Addressing imposter syndrome is crucial for fostering a more inclusive and supportive work environment within the industry. Recognising the disproportionate impact of imposter syndrome on women, proactive measures can be taken during the recruitment process to alleviate these feelings of self-doubt. For instance, incorporating questions aimed at affirming confidence and competence can help reassure female applicants of their capabilities and worth. By providing personalised feedback and highlighting the relevance of their skills, recruiters can empower women to overcome imposter syndrome and assert their place in the tech arena.

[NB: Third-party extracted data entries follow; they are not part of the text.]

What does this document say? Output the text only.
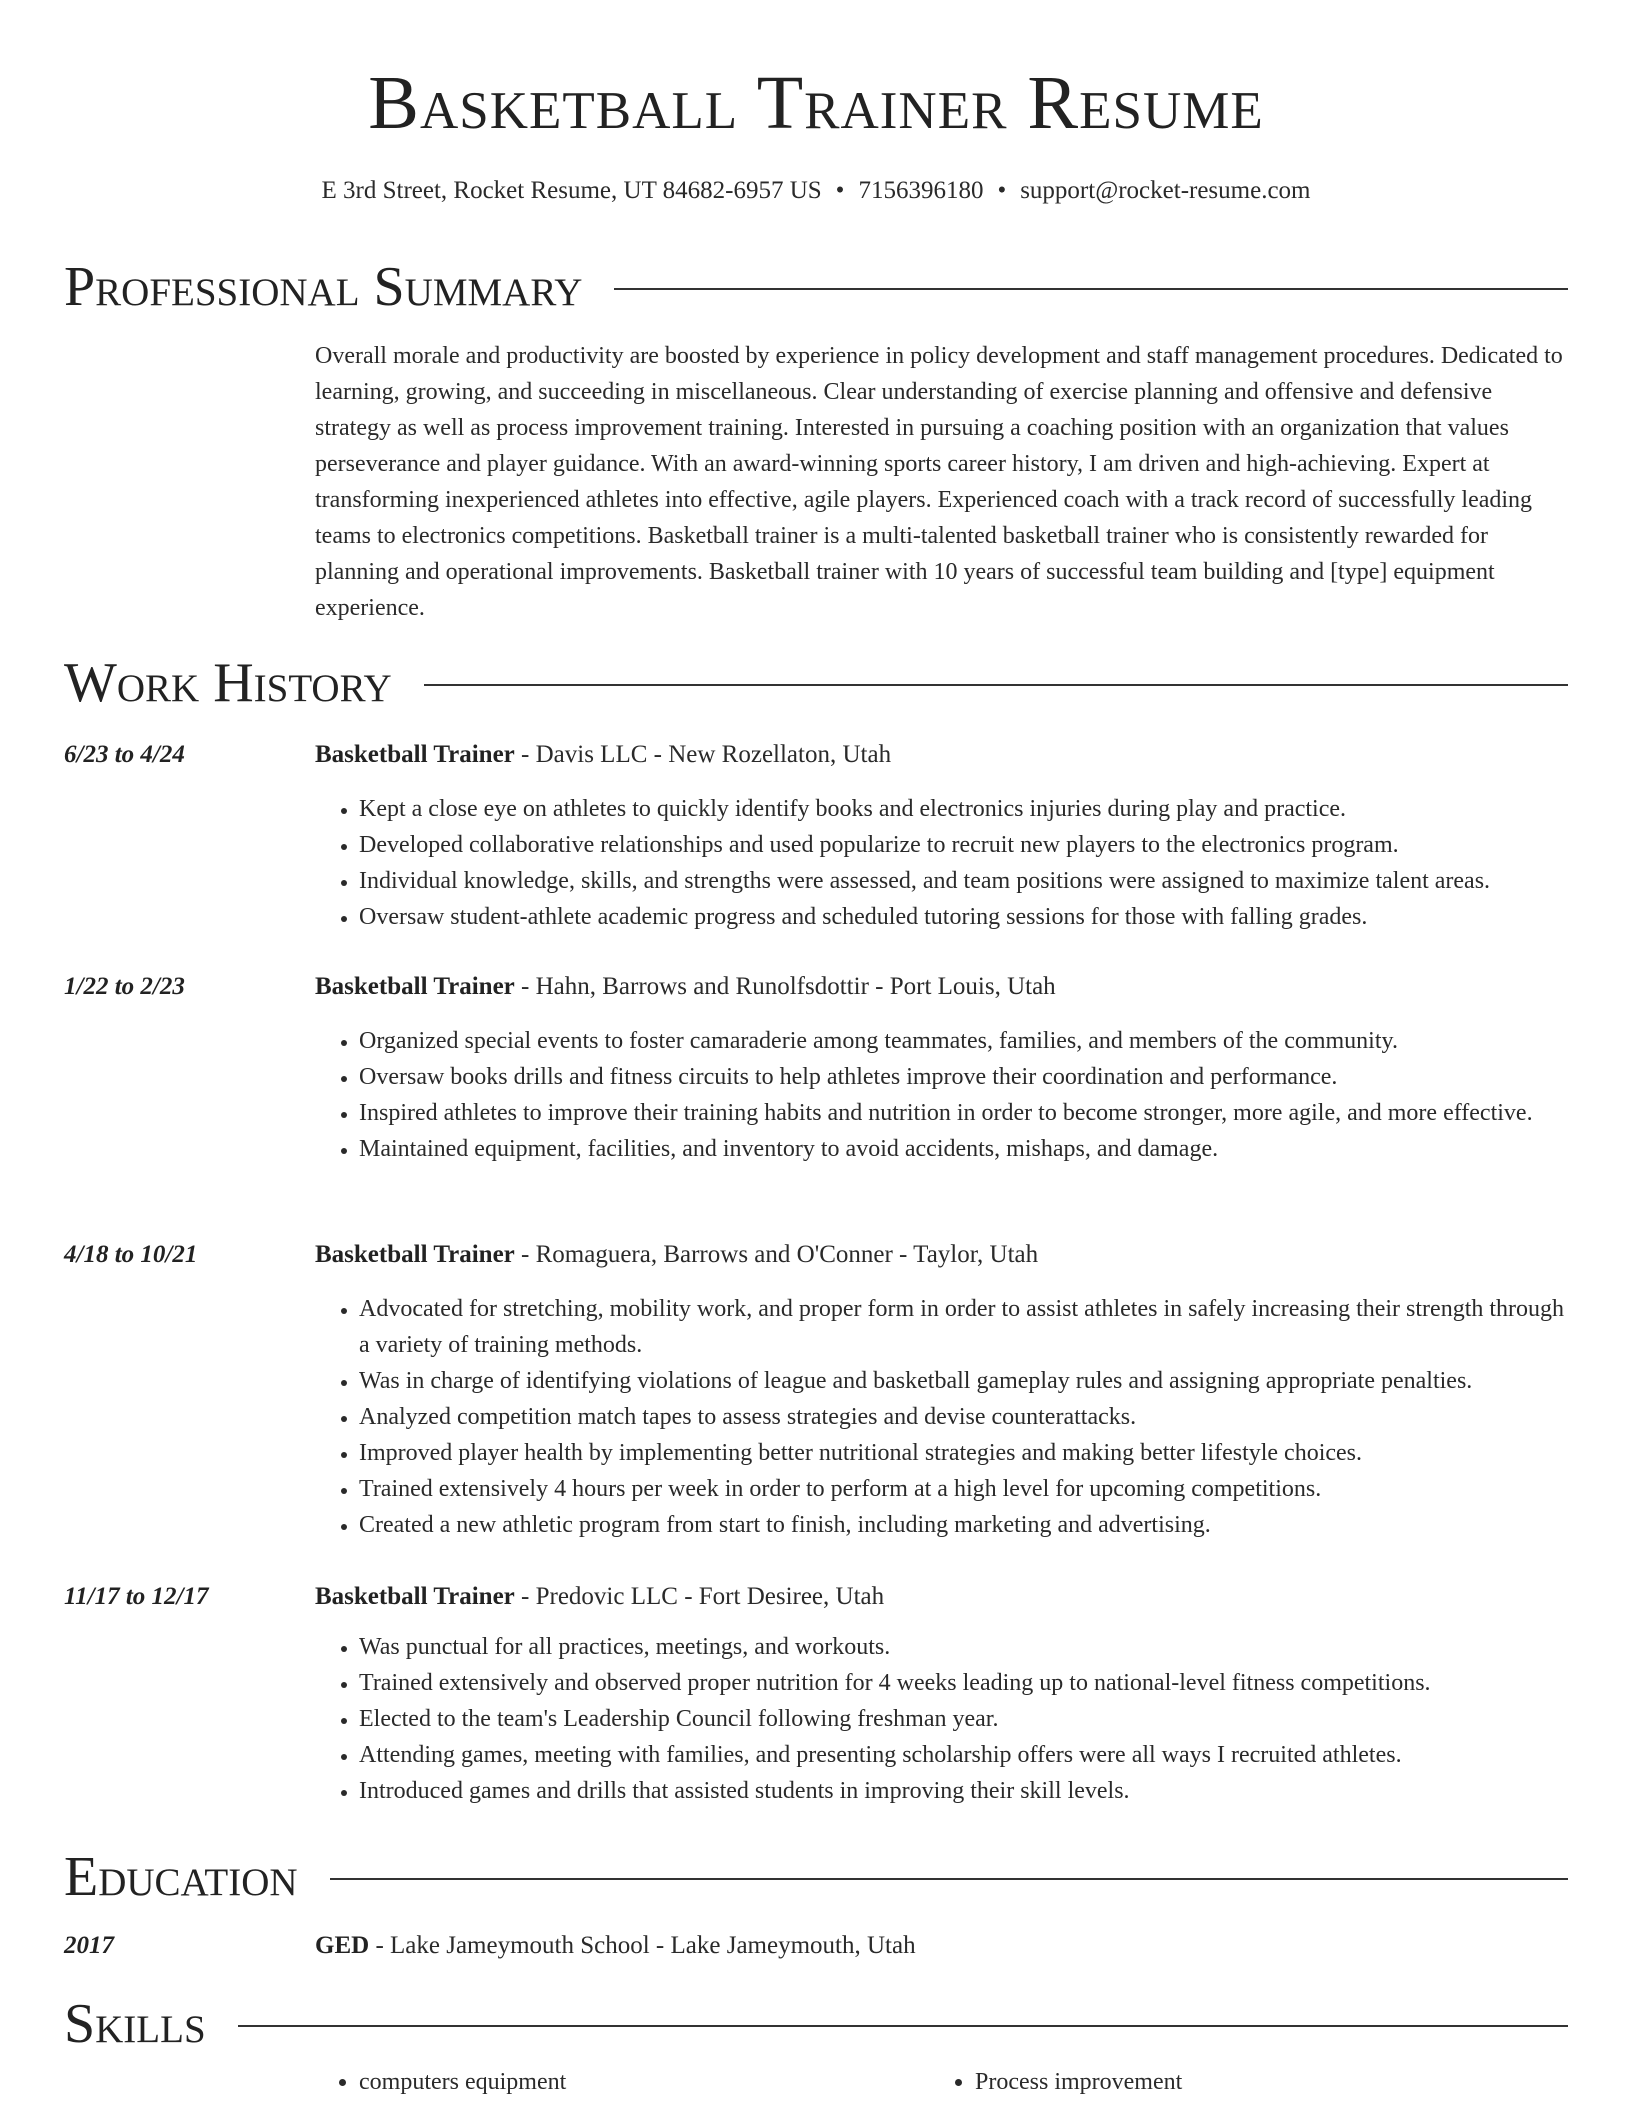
Basketball Trainer Resume
E 3rd Street, Rocket Resume, UT 84682-6957 US • 7156396180 • support@rocket-resume.com
Professional Summary

Overall morale and productivity are boosted by experience in policy development and staff management procedures. Dedicated to learning, growing, and succeeding in miscellaneous. Clear understanding of exercise planning and offensive and defensive strategy as well as process improvement training. Interested in pursuing a coaching position with an organization that values perseverance and player guidance. With an award-winning sports career history, I am driven and high-achieving. Expert at transforming inexperienced athletes into effective, agile players. Experienced coach with a track record of successfully leading teams to electronics competitions. Basketball trainer is a multi-talented basketball trainer who is consistently rewarded for planning and operational improvements. Basketball trainer with 10 years of successful team building and [type] equipment experience.

Work History
6/23 to 4/24	Basketball Trainer - Davis LLC - New Rozellaton, Utah
• Kept a close eye on athletes to quickly identify books and electronics injuries during play and practice.
• Developed collaborative relationships and used popularize to recruit new players to the electronics program.
• Individual knowledge, skills, and strengths were assessed, and team positions were assigned to maximize talent areas.
• Oversaw student-athlete academic progress and scheduled tutoring sessions for those with falling grades.
1/22 to 2/23	Basketball Trainer - Hahn, Barrows and Runolfsdottir - Port Louis, Utah
• Organized special events to foster camaraderie among teammates, families, and members of the community.
• Oversaw books drills and fitness circuits to help athletes improve their coordination and performance.
• Inspired athletes to improve their training habits and nutrition in order to become stronger, more agile, and more effective.
• Maintained equipment, facilities, and inventory to avoid accidents, mishaps, and damage.
4/18 to 10/21	Basketball Trainer - Romaguera, Barrows and O'Conner - Taylor, Utah
• Advocated for stretching, mobility work, and proper form in order to assist athletes in safely increasing their strength through a variety of training methods.
• Was in charge of identifying violations of league and basketball gameplay rules and assigning appropriate penalties.
• Analyzed competition match tapes to assess strategies and devise counterattacks.
• Improved player health by implementing better nutritional strategies and making better lifestyle choices.
• Trained extensively 4 hours per week in order to perform at a high level for upcoming competitions.
• Created a new athletic program from start to finish, including marketing and advertising.
11/17 to 12/17	Basketball Trainer - Predovic LLC - Fort Desiree, Utah
• Was punctual for all practices, meetings, and workouts.
• Trained extensively and observed proper nutrition for 4 weeks leading up to national-level fitness competitions.
• Elected to the team's Leadership Council following freshman year.
• Attending games, meeting with families, and presenting scholarship offers were all ways I recruited athletes.
• Introduced games and drills that assisted students in improving their skill levels.
Education
2017	GED - Lake Jameymouth School - Lake Jameymouth, Utah
Skills
• computers equipment
•	Process improvement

Tackling misconceptions around qualifications

There is a widespread misconception that a degree in computer science is a prerequisite for a successful career in the field. Liberal arts degrees, for example, provide a well-rounded foundation for critical thinking, a skill highly valued in tech. Some hiring managers actively seek out liberal arts degree holders who have acquired technical knowledge later in life. Individuals with liberal arts backgrounds often excel as developers and tech leaders due to their ability to think critically, a trait valuable for mastering complex tasks. Additionally, they possess communication and soft skills essential for roles beyond technical functions, bridging the gap between technology and non-technical audiences.

Mentorship programs also play a pivotal role in reshaping the narrative of women in tech by providing support, breaking down stereotypes, and inspiring women to pursue diverse career opportunities. Through mentorship initiatives, women can gain practical insights and guidance from inspiring role models, empowering them to navigate the tech landscape with confidence and resilience. Overall, empowering women to pursue tech training and honing their leadership skills can bring about transformative ideas into the realm of tech.

Tailoring work models to suit their needs

Flexible work arrangements play a crucial role in addressing the brain drain issue and the shortage of senior-level women in tech. Studies consistently demonstrate that flexibility not only attracts more women to the workplace but also retains them – according to a study by Deloitte, women are more likely to quit jobs that do not offer flexible working hours.

The ability to balance professional commitments with personal obligations is essential for many women, and flexible work arrangements provide the autonomy needed to achieve this balance. Embracing flexible work structures is an essential step for tech companies seeking to narrow the gender gap and foster a more inclusive industry landscape.

Beyond mere statistics or quotas, the support for women in tech entails a deeper commitment to make lasting changes. Through initiatives such as advocating for equal opportunities, implementing mentorship programs, and fostering supportive policies, we can make substantial strides in reshaping the industry’s structure. Ultimately, fostering equal opportunities for women in the industry is not only essential for individual well-being but also for driving innovation and progress towards achieving the UK’s vision of becoming a ‘tech superpower’.